Spontaneous regression of ovarian carcinoma. The courage to be here

Aged 18, Geertje terminated a relationship with someone she deeply loved, for fear that they would end up fighting, like her own parents. Many years of depressed mood and suicidal thoughts ensued, as well as psychoactive substance use, and out-of-body experiences. The patient dropped out of school and was refused by a new male friend to live with her. Age 27 this picture was taken.

Inoperable ovarian carcinoma was diagnosed at age 28. Her gynaecologist told her that she would live four months without treatment, or two years with chemotherapy. She immediately replied, “That’s absurd, what nonsense!” She told us later: "At that moment I took a decision: I wanted to live; in a second. I saw death the way I had never seen it before and I got aware of life". She was jocular with the nurses, extroverted, angry at times, and free from depressed mood. Three days after this infaust prognosis was given, this picture was made in the hospital.

Geertje asked her friend to buy any book he could find on cancer that might be helpful. She tried chemotherapy for two days and decided not to continue. Her male friend then agreed to their living together. In the subsequent six years, her tumor became stable and regressed in the absence of treatment. 


Follow-up
After a period of six years of spontaneous regression, t
he patient showed renewed progression of her tumor. During debulking surgery as much of the tumor was resected as possible; again, she abstained from chemotherapy. She remained in good health for a subsequent period of eleven years. Then a temporary increase of plasma level of the ovarian tumor marker, CA 125, occurred, followed by its normalization after a conflict with a girlfriend was solved. Two years later, ascites was diagnosed without a concomitant increase of CA 125 level. Cytologic examination of her ascites was graded Class V (confirmatory of carcinoma). It was treated with chemotherapy. She moved from Rotterdam to Ireland, as she desired to live in a coastal countryside. She further improved and returned one year later. Subsequently her father died. Meanwhile, an abdominal mass had been seen, which remained stable. One year later the patient’s relationship with her mother had deteriorated. The abdominal mass had increased in size and was removed surgically. Again, she was in good health, for several years.

Then she had an abdominal recurrence. Operative debulking was complicated by intestinal perforation. The perforation was closed surgically. Another perforation followed, as did surgery. After this second operation the patient got worried. She was unhappy, laying in the midst of older people and noises, while visit could only come after 5 PM. All night long she kept thinking how to change her situation. She decided to ask a friend to come and to stay with her as much as possible. When she asked a nurse to make further arrangements, the nurse objected. Geertje however, ordered her to do as she asked ('This is your job!'). The nurse arranged for a private room and possibilities for extensive visits of friends. Geertje: "It was lovely that they were with me, lovely". A third and a fourth perforation were diagnosed and corrected. A fifth perforation was diagnosed and the surgeon told her that he considered her to be inoperable. Asked what would happen, he said that he expected her to die within a week. Yet, she remained hopeful: shortly before the third or the fourth operative correction of the intestinal perforation -and after she had arranged her social support-  she had had an unusual "experience". In this experience she had entered a gold-lighted surgical room, with "nurses that were the most beautiful women in the world'. Here, in her experience, an old woman had done a meditation with her and had told her that she would be allright.

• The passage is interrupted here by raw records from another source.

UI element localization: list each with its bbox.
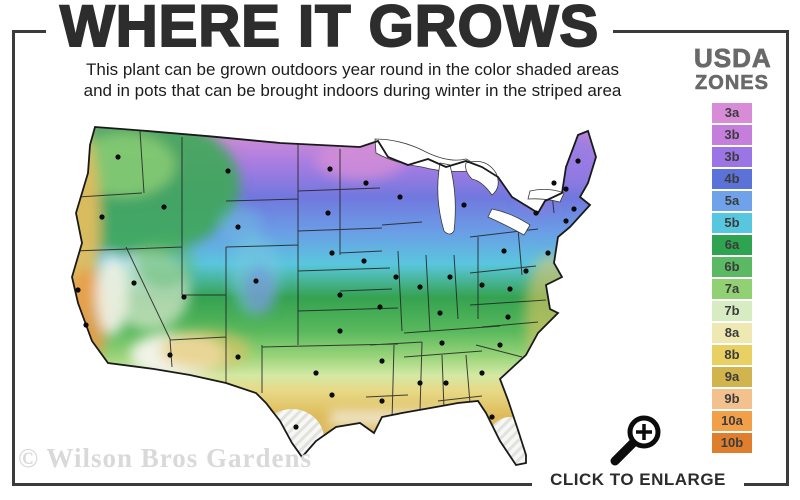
legend-title-usda: USDA — [694, 43, 772, 73]
city-dot — [83, 322, 89, 328]
city-dots — [75, 154, 581, 430]
city-dot — [461, 202, 467, 208]
page-title: WHERE IT GROWS — [46, 0, 614, 57]
subtitle: This plant can be grown outdoors year ro… — [40, 59, 665, 101]
zone-swatch-3b: 3b — [712, 147, 752, 167]
great-lakes — [374, 138, 565, 236]
zone-swatch-3b: 3b — [712, 125, 752, 145]
city-dot — [329, 392, 335, 398]
regional-color-overlays — [72, 127, 596, 425]
zone-swatch-5b: 5b — [712, 213, 752, 233]
city-dot — [377, 304, 383, 310]
city-dot — [397, 194, 403, 200]
city-dot — [563, 218, 569, 224]
city-dot — [235, 224, 241, 230]
city-dot — [551, 180, 557, 186]
city-dot — [363, 180, 369, 186]
city-dot — [571, 206, 577, 212]
usda-zones-legend: USDA ZONES 3a 3b 3b 4b 5a 5b 6a 6b 7a 7b 8a 8b 9a 9b 1… — [694, 43, 772, 453]
city-dot — [181, 294, 187, 300]
city-dot — [75, 287, 81, 293]
city-dot — [563, 186, 569, 192]
city-dot — [437, 310, 443, 316]
zone-swatch-9b: 9b — [712, 389, 752, 409]
city-dot — [327, 166, 333, 172]
city-dot — [393, 274, 399, 280]
city-dot — [443, 380, 449, 386]
city-dot — [507, 286, 513, 292]
city-dot — [417, 380, 423, 386]
city-dot — [337, 292, 343, 298]
city-dot — [337, 328, 343, 334]
city-dot — [167, 352, 173, 358]
zone-swatch-6a: 6a — [712, 235, 752, 255]
city-dot — [505, 314, 511, 320]
city-dot — [225, 168, 231, 174]
legend-zone-list: 3a 3b 3b 4b 5a 5b 6a 6b 7a 7b 8a 8b 9a 9b 10a 10b — [694, 103, 770, 453]
city-dot — [533, 210, 539, 216]
zone-swatch-4b: 4b — [712, 169, 752, 189]
city-dot — [325, 210, 331, 216]
city-dot — [235, 354, 241, 360]
magnifier-zoom-icon[interactable] — [602, 412, 666, 472]
watermark: © Wilson Bros Gardens — [18, 443, 312, 473]
city-dot — [361, 258, 367, 264]
city-dot — [313, 370, 319, 376]
legend-title-zones: ZONES — [695, 72, 769, 95]
city-dot — [479, 282, 485, 288]
city-dot — [131, 280, 137, 286]
subtitle-line-2: and in pots that can be brought indoors … — [83, 81, 622, 100]
city-dot — [379, 358, 385, 364]
city-dot — [501, 248, 507, 254]
zone-swatch-8a: 8a — [712, 323, 752, 343]
us-hardiness-zone-map[interactable] — [30, 105, 670, 475]
zone-swatch-10b: 10b — [712, 433, 752, 453]
zone-shading — [72, 127, 596, 465]
city-dot — [545, 250, 551, 256]
city-dot — [99, 214, 105, 220]
zone-swatch-6b: 6b — [712, 257, 752, 277]
city-dot — [379, 398, 385, 404]
city-dot — [479, 370, 485, 376]
click-to-enlarge-label[interactable]: CLICK TO ENLARGE — [532, 469, 744, 491]
city-dot — [293, 424, 299, 430]
city-dot — [575, 158, 581, 164]
zone-swatch-8b: 8b — [712, 345, 752, 365]
zone-swatch-9a: 9a — [712, 367, 752, 387]
subtitle-line-1: This plant can be grown outdoors year ro… — [86, 60, 619, 79]
zone-swatch-10a: 10a — [712, 411, 752, 431]
city-dot — [523, 268, 529, 274]
city-dot — [253, 278, 259, 284]
city-dot — [417, 284, 423, 290]
zone-swatch-5a: 5a — [712, 191, 752, 211]
city-dot — [447, 274, 453, 280]
state-borders — [73, 130, 555, 422]
city-dot — [161, 204, 167, 210]
zone-swatch-3a: 3a — [712, 103, 752, 123]
city-dot — [497, 342, 503, 348]
zone-swatch-7b: 7b — [712, 301, 752, 321]
city-dot — [329, 250, 335, 256]
city-dot — [489, 414, 495, 420]
zone-swatch-7a: 7a — [712, 279, 752, 299]
city-dot — [439, 340, 445, 346]
city-dot — [115, 154, 121, 160]
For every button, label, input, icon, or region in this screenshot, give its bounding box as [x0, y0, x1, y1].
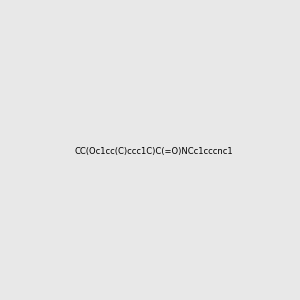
Text: CC(Oc1cc(C)ccc1C)C(=O)NCc1cccnc1: CC(Oc1cc(C)ccc1C)C(=O)NCc1cccnc1 — [74, 147, 233, 156]
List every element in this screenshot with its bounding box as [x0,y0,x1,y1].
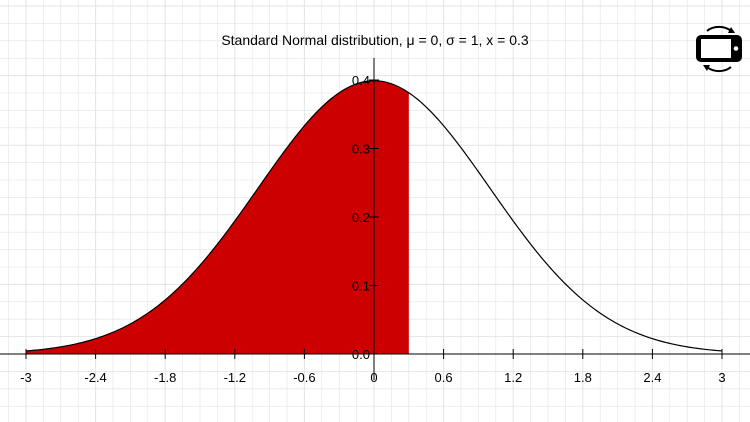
x-tick-label: 0.6 [435,370,453,385]
x-tick-label: 0 [370,370,377,385]
rotate-device-button[interactable] [690,22,748,76]
x-tick-label: -1.2 [224,370,246,385]
chart-title: Standard Normal distribution, μ = 0, σ =… [221,32,529,48]
y-tick-label: 0.0 [352,347,370,362]
y-tick-label: 0.1 [352,279,370,294]
x-tick-label: -3 [20,370,32,385]
x-tick-label: -0.6 [293,370,315,385]
y-tick-label: 0.4 [352,73,370,88]
x-tick-label: -2.4 [84,370,106,385]
y-tick-label: 0.3 [352,142,370,157]
x-tick-label: 3 [718,370,725,385]
y-axis-ticks: 0.0 0.1 0.2 0.3 0.4 [352,73,379,362]
y-tick-label: 0.2 [352,210,370,225]
x-tick-label: 2.4 [643,370,661,385]
x-tick-label: -1.8 [154,370,176,385]
x-tick-label: 1.2 [504,370,522,385]
x-tick-label: 1.8 [574,370,592,385]
rotate-device-icon [696,25,742,73]
shaded-area [26,80,409,354]
x-axis-ticks: -3 -2.4 -1.8 -1.2 -0.6 0 0.6 1.2 1.8 2.4 3 [20,349,726,385]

Instead of dying, Geertje improved again. After the debulking sugery her tumormarker had lowered. One year later, however, her tumormarker had increased; three courses of Taxol were given without effect. More than two years after the perforations, Geertje called me and she told that she felt that this time it would really be the end. She illustrated her sensing wit the bibleverse, where Jesus says that he knows that 'the hour has come'. It came some months later. She died, aged 54, having lived since the original diagnosis nearly as long as before.

During one of our conversations, many years ago, she said she felt like she was fourteen years old. Only later, I noticed that she expressed this experience fourteen years after the initial diagnosis. Marco de Vries, referring to her out of body experiences, mentioned as her life theme "The courage to be here"; in the here and now of human existence and experience, with all it's complications and problems as well. She then started to cry.

In one of our final conversations, I told her that it is difficult to translate her experiences into therapeutic work. She almost got angry and said that it was "not difficult al all (--) it is so natural". She mentioned the story of a Maroccan king. Somewhere in his palace he had a room that he never had visited. The lock in the door seemed very complex and the best craftsmen came from all over the country. The lock looked so difficult, that they did not even try to work on it. Then, an ordinary man came by and pushed against the door. It opened. The door hadn't been locked at all.

And, about the desire to live: "If it gets a chance, it wil emerge".